Hence, Escobar more soberly predicted in early August, “The BRICS are not going to announce a new currency in South Africa, first of all because they haven’t even studied the details. It’s impossible. Second, because you cannot start a new currency just like that. It’s a process that could take as long as ten years. What they are doing and they’re going to start improving on, is trade settlements using their own BRICS-member currencies, and expand it to BRICS+.”

Escobar suggested it could take a decade to establish and then it would consist of, “maybe, a new currency which is going to be basically a trade settlement currency and not a currency like, for instance, the Euro or the British pound. Something completely different: a trade settlement mechanism capable of bypassing the U.S dollar ecosystem which, you know, is all over the world. It’s very hard to escape it.”

Likewise, Vijay Prashad of the Delhi-based Tricontinental Institute admitted to a seminar at the University of Johannesburg in August: “Nobody right now wants to supplant the dollar. I asked people in the People’s Bank of China, ‘will the renminbi supplant the dollar?’ They’re not going to do it. Why? Because the Chinese pride themselves on having capital controls and control over their currency.”

That’s an extremely important point, given China’s impressive ability to slow capital flight after the 2015-16 stock market crashes using those controls, and its laudable banning of cryptocurrencies.

Prashad asked, “Are we going to enter a phase where we have a basket of currencies? You know, maybe that’s a long time to come, so people who are excited online about dedollarization should calm down.”

The so-called gold bugs and other enthusiasts of BRICS potential anti-imperial capacities should indeed recognize that the most conservative bureaucrats in nearly every country are in the finance ministries and central banks – and the BRICS are no exception.

And while at a conference in rural China not far from the Mongolia border on August 18, I happened across Justin Lin, not only a former (2008-12) World Bank Chief Economist, but one of the country’s most sophisticated geopolitical observers. I asked if anyone in his circuits had expressed any intentions for the renmimbi to supplant the dollar, whether or not in tandem with the ruble, rupee, rand and real – and he simply shook his head.

The BRICS’ reticence to fight imperialism’s core basis of financial power should have come as no surprise, because in case after case, including the UN Framework Convention on Climate Change (UNFCCC) – starting in 2009 at the Copenhagen summit where Barack Obama joined Lula, Wen Jiabao, Manhoman Singh and Jacob Zuma for a status quo-oriented deal that they then imposed on everyone else – the BRICS spent the 2010s playing into and not rebelling against, the so-called Washington-Brussels-London-Tokyo ‘unipolar’ order.

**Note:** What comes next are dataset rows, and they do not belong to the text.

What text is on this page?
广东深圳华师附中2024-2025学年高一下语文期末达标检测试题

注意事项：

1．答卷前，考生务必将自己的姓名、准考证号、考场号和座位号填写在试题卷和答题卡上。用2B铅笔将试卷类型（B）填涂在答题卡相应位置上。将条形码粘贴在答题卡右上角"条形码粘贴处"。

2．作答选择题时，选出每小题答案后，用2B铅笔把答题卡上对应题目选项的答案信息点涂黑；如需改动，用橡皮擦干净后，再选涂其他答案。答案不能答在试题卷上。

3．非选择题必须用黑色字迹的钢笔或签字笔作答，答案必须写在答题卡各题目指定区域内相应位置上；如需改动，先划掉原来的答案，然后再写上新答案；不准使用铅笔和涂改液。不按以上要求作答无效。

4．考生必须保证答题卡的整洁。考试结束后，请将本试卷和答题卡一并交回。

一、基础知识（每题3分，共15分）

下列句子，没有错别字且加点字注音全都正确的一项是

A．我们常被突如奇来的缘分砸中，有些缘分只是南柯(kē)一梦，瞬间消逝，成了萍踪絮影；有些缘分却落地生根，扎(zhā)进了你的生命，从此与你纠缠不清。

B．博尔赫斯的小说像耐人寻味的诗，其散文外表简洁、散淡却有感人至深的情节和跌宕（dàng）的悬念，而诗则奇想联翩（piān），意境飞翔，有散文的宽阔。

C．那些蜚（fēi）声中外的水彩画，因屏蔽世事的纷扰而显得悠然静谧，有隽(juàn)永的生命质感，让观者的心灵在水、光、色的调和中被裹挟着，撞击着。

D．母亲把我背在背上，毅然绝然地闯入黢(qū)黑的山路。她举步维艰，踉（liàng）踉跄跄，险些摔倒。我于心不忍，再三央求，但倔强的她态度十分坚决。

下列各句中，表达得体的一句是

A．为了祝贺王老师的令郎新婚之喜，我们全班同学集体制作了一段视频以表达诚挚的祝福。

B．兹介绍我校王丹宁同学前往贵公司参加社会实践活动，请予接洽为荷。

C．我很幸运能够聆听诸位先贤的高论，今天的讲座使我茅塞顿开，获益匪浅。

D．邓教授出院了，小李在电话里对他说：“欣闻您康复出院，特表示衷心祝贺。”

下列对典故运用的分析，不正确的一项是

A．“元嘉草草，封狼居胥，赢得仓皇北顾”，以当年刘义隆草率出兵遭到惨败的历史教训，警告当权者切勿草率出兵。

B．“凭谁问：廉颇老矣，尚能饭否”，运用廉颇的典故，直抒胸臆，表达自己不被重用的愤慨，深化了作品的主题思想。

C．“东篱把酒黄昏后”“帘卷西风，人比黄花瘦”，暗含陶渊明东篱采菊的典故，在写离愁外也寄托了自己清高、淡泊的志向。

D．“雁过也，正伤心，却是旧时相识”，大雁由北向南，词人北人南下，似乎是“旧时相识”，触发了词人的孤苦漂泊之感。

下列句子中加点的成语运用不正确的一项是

The G20 – which on September 9-10 will be hosted by Modi in Delhi – is the most logical site for this fusion, especially given his recent dalliances with Biden and Emmanuel Macron (who last month asked to be allowed to join the BRICS summit and was refused). However, first, a talk-left walk-right process within the BRICS is a vital precursor, as events in Johannesburg will surely confirm.